Question

What is the length of segment AC? Round your answer to the nearest hundredth.

triangles ABC and ABD in which the triangles share segment AB and angle B is a right angle, the measure of angle CAB is 34 degrees, the measure of angle BDA is 31 degrees, and the measure of segment AB is 3 units

2.49 units
3.62 units
4.48 units
5.36 units

Answer 1

To find the length of segment AC, we can use the Law of Sines to find the length of side BC and then use the Pythagorean Theorem to find the length of segment AC. The length of segment AC is approximately 3.62 units.

Step-by-step explanation:

To find the length of segment AC, we can use the Law of Sines. In triangle ABC, we have angle ACB as 90 degrees, angle CAB as 34 degrees, and side AB as 3 units.

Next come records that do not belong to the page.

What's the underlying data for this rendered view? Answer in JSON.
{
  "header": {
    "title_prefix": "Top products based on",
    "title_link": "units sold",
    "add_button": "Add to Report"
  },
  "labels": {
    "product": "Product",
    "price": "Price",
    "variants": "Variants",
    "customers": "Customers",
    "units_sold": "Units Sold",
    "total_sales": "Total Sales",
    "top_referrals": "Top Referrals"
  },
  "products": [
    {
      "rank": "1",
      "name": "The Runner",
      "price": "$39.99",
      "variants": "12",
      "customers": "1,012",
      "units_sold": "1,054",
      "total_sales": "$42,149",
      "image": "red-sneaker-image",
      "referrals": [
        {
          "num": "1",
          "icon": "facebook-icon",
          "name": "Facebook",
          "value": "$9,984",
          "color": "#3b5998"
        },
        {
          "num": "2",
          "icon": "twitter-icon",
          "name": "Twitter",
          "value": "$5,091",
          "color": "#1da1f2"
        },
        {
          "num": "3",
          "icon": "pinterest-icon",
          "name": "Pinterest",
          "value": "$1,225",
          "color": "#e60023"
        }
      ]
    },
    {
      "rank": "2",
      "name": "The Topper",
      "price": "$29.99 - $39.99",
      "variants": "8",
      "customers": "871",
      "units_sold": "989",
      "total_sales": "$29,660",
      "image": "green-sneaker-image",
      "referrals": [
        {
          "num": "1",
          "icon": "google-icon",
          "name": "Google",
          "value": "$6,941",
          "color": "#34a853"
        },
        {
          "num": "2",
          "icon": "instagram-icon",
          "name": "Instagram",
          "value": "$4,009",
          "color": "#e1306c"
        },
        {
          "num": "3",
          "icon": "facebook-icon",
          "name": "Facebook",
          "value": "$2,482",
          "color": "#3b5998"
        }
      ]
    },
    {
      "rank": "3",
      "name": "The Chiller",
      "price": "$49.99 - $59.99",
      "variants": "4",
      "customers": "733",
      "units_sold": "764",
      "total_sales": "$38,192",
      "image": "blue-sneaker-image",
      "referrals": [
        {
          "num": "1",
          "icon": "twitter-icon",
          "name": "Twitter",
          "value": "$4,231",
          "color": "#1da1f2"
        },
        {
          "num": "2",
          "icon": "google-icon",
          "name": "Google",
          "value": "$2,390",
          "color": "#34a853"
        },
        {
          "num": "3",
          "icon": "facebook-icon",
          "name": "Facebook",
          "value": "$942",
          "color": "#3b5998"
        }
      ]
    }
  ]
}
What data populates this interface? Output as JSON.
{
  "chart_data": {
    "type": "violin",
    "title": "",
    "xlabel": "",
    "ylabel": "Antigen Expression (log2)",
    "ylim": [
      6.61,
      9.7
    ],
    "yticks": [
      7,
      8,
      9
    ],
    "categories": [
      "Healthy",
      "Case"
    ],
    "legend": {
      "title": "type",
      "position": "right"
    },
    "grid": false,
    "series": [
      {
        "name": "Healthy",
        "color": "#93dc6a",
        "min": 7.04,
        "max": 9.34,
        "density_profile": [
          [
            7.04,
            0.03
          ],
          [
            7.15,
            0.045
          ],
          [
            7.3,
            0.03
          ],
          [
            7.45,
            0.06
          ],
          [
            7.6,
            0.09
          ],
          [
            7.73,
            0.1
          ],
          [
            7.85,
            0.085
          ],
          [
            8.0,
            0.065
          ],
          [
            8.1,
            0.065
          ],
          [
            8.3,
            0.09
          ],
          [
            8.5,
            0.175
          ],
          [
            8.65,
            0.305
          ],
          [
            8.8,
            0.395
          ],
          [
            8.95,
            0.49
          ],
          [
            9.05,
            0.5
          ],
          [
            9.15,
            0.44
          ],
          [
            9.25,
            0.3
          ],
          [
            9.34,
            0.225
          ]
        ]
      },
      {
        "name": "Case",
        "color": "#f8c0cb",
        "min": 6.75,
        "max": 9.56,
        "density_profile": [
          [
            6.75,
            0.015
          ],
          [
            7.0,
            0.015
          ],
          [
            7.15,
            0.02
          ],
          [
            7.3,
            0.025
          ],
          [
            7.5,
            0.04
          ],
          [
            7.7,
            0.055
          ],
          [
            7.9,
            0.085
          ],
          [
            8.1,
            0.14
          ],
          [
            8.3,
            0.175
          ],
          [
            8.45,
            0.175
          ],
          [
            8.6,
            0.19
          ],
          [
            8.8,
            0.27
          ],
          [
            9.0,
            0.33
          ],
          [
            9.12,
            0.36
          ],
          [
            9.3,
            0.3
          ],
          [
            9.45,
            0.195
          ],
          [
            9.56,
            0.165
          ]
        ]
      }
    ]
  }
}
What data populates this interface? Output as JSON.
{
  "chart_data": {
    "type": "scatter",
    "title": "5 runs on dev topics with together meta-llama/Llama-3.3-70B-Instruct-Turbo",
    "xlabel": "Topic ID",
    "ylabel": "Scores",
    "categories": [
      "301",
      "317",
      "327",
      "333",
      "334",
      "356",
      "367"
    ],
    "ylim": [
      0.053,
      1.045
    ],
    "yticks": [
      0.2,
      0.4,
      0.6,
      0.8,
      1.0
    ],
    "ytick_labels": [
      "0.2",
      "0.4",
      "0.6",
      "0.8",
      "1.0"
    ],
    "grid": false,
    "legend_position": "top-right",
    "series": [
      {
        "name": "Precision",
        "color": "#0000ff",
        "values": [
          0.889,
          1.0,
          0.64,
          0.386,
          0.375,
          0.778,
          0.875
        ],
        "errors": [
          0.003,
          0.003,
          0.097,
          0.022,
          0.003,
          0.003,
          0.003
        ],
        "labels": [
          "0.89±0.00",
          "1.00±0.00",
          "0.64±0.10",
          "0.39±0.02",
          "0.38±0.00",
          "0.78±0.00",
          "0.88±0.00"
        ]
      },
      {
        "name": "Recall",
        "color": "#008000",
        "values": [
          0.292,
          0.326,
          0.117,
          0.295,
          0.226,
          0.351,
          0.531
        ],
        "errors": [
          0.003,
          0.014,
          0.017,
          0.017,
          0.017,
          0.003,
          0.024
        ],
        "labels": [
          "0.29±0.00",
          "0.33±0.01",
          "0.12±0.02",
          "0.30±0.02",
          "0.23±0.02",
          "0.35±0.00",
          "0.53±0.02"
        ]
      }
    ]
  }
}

First, let's find the length of side BC using the Law of Sines: sin(90)/BC = sin(34)/3.

Solving for BC, we get BC ≈ 1.82 units.

Now, to find the length of segment AC, we use the Pythagorean Theorem: AC^2 = AB^2 + BC^2.

Plugging in the values, we get AC^2 = 3^2 + 1.82^2.

Simplifying, we find AC ≈ 3.62 units. Therefore, the length of segment AC is approximately 3.62 units.